Happy Friday!
I hope your week is going well! This week I am featuring a few interesting articles, most notably: a series on AI/Data For Good, a fantastic report from All Tech is Human on the alignment of technology and our human experience, and a blog from DAI on their experience using technology amongst displaced persons.
At Glean Asia we are still working on our Tech for Good platform and making steady process. We’ve completed a series of tools that I think you’ll find helpful if you’re looking to source new funding leads, projects, or if you’re looking for a new job in #techforgood. We are still on track for a end of February beta, so please let me know if you’d like to give it a try!
Have a great weekend!
Jesse
What’s interesting this week…
A Taxonomy for AI / Data for Good
This piece is the culmination of a series of explorations seeking to map and make sense of the landscape of efforts to apply data for good. The process involved not only a review of the field, but also a taxonomy for understanding how different initiatives labeled as “data for good” or “AI for good” relate to one another. This work represents input from over 30 stakeholder interviews and six live feedback sessions.
HX Report Aligning Our Tech Future With Our Human Experience
How can we align our tech future with the human experience? All Tech Is Human, a non-profit that unites a diverse range of stakeholders to co-create a better tech future, assembled a large working group and interviewed a broad range of 45 individuals (students, researchers, designers, psychologists, tech leaders). Looking at the concept of HX (HXproject.org), this report breaks down the concept into six major themes and utilizes a Rubik's Cube analogy to promote a holistic approach.
Technology and Displacement: The Role of Digital Tools Among Displaced Persons
‘In a previous post from last March, I wrote about the reality of the gender digital divide, in which I noted the difference in digital access and usage among women and men globally and the lost potential that results from women’s lack of access. When able to access, understand, and leverage digital tools, women can use these tools to better their economic outcomes and those of their families and communities.
However, women are not the only group facing the reality of the digital divide. The United Nations Secretary-General’s Roadmap for Digital Cooperation, a report presenting strategies for inclusive, equitable adoption of digital technologies, notes some of the many other groups affected by similar challenges, including “migrants, refugees, internally displaced persons, older persons, young people, children, persons with disabilities, rural populations, and indigenous peoples.”’
Strategic Evaluation of WFP's Use of Technology in Constrained Environments
The evaluation was concerned with WFP’s use of digital technologies and data over the period 2014 to mid-2021, in environments that are constrained in terms of humanitarian access or where there are important physical, social or political obstacles to the deployment of digital technologies. It was framed around the four interrelated components of a system including technology, people, policies and processes, and partnerships.

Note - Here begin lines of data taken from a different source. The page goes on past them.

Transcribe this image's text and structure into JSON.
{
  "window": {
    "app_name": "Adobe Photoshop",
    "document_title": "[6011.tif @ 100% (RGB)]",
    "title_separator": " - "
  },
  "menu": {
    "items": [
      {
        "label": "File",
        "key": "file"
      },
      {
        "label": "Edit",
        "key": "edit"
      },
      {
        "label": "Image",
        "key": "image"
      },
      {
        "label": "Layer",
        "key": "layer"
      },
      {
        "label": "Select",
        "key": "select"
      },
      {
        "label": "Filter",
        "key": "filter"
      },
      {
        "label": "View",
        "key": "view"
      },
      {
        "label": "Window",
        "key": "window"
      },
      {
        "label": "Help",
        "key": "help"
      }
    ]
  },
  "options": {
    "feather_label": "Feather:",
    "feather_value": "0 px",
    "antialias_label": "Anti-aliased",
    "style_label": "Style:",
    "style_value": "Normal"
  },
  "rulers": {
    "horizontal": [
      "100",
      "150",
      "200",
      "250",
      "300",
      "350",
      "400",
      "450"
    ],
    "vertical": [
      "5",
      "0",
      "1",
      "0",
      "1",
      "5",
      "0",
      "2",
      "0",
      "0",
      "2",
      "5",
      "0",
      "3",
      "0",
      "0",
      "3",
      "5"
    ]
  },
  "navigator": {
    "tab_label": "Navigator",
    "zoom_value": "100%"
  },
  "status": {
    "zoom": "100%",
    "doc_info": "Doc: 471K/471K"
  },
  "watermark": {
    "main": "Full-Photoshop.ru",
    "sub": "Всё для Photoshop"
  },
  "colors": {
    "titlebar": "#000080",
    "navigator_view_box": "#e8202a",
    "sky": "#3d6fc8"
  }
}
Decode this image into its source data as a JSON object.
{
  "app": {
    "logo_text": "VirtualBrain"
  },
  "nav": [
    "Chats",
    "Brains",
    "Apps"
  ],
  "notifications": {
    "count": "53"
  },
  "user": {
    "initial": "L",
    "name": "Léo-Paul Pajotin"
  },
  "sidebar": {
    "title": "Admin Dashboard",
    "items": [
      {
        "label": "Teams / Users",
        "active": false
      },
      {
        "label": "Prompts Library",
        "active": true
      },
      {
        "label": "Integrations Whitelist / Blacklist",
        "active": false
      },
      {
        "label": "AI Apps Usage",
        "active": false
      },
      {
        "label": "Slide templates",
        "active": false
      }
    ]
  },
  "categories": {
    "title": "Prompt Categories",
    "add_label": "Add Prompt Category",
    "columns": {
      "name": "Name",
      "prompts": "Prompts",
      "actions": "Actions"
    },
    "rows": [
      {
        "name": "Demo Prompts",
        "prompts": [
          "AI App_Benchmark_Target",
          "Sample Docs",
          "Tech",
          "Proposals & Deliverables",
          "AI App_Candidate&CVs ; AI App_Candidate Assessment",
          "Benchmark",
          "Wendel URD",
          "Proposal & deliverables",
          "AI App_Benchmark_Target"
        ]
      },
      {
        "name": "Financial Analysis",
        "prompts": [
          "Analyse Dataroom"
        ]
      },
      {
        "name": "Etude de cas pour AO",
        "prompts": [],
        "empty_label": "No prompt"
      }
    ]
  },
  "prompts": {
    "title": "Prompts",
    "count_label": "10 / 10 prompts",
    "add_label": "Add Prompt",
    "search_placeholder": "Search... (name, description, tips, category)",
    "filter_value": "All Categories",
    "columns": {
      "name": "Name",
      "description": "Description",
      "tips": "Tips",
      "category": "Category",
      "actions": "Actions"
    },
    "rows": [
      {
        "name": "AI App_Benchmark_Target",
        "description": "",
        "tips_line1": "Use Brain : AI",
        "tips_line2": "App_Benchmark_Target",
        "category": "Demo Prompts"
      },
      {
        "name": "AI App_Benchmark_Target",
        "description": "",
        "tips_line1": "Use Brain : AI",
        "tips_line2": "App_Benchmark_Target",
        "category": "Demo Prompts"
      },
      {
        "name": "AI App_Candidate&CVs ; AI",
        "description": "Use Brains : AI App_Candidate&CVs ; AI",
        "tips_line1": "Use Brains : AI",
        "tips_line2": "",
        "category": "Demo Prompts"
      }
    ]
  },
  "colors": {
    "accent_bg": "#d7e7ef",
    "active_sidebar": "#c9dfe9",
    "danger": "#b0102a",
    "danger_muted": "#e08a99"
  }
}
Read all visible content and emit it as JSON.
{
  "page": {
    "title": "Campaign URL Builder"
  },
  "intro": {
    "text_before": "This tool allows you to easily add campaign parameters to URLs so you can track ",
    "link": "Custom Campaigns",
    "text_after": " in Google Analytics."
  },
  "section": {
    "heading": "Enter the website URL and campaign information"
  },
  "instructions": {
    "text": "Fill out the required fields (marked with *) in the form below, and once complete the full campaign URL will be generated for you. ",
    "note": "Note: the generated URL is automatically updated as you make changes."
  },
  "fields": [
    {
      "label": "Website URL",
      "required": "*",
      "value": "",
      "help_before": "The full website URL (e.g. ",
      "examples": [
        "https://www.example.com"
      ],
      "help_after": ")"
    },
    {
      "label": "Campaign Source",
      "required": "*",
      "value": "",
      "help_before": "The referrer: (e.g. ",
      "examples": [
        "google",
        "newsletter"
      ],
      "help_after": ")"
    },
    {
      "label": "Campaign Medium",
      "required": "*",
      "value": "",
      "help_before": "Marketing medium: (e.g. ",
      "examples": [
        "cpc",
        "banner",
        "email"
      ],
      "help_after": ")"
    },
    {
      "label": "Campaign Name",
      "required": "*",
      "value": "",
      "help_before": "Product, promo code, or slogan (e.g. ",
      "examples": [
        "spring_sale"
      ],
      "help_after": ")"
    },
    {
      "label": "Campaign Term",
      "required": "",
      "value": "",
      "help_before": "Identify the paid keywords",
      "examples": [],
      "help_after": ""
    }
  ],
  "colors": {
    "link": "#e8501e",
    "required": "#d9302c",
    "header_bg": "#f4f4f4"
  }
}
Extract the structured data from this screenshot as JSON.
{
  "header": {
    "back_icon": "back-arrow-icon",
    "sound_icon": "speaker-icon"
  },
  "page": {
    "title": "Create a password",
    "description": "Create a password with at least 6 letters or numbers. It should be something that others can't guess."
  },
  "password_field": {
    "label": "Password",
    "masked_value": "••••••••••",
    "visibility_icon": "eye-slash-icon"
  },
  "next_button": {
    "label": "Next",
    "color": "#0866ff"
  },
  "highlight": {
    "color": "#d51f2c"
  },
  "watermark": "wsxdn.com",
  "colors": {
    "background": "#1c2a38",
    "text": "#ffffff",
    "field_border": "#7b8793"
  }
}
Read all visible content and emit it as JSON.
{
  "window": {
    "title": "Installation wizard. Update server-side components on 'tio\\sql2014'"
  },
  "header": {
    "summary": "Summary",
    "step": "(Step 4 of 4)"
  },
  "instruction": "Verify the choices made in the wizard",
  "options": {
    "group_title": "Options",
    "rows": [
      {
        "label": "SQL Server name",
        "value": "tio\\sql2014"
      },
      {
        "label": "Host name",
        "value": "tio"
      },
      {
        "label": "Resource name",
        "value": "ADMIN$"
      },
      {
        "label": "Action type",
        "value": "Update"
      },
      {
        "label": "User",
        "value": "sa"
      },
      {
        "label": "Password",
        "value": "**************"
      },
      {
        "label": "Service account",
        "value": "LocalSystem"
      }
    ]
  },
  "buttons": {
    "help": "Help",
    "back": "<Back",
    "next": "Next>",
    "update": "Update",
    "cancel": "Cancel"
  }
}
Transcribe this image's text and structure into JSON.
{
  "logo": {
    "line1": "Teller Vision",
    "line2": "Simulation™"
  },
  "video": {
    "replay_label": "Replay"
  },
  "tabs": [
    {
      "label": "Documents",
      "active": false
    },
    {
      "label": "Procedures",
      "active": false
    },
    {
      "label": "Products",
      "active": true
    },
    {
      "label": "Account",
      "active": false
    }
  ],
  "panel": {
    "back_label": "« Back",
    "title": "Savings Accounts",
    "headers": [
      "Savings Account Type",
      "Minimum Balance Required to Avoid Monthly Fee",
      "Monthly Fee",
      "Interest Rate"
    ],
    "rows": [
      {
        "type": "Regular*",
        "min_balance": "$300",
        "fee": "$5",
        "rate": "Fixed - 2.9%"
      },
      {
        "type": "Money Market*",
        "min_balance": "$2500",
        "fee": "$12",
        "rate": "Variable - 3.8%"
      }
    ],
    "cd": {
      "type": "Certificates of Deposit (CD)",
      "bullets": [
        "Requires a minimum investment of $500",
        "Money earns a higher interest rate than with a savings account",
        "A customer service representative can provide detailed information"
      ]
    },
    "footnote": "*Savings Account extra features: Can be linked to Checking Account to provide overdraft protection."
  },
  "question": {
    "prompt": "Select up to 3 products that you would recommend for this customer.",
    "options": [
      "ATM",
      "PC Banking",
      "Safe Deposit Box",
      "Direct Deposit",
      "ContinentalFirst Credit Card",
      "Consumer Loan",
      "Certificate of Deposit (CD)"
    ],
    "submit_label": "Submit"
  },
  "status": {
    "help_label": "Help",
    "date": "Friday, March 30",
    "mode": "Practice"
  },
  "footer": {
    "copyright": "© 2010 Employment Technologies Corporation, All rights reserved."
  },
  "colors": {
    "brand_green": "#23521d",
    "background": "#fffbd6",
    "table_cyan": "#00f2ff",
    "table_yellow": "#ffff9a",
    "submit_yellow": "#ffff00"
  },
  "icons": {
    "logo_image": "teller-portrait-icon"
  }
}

Protecting women’s identities through mobile tokenisation
Access to mobile phones and services can have a positive impact on women’s lives, contributing to the UN Sustainable Development Goal 5 focusing on gender equality and women’s empowerment, and can also provide economic benefits to the mobile industry and the wider economy. However, women are being left behind as various barriers as well as social norms keep them from accessing and using mobile technology at the same rate as men. Research has consistently shown that safety and security concerns related to mobile are key barriers which women tend to experience more acutely than men.
Mobile-related security issues can be improved through tokenisation, a process of replacing sensitive data with a unique string of numbers, which has been successfully implemented in other industries. As well as benefitting customers, solutions such as these can also improve customer acquisition, ARPU and retention for mobile operators.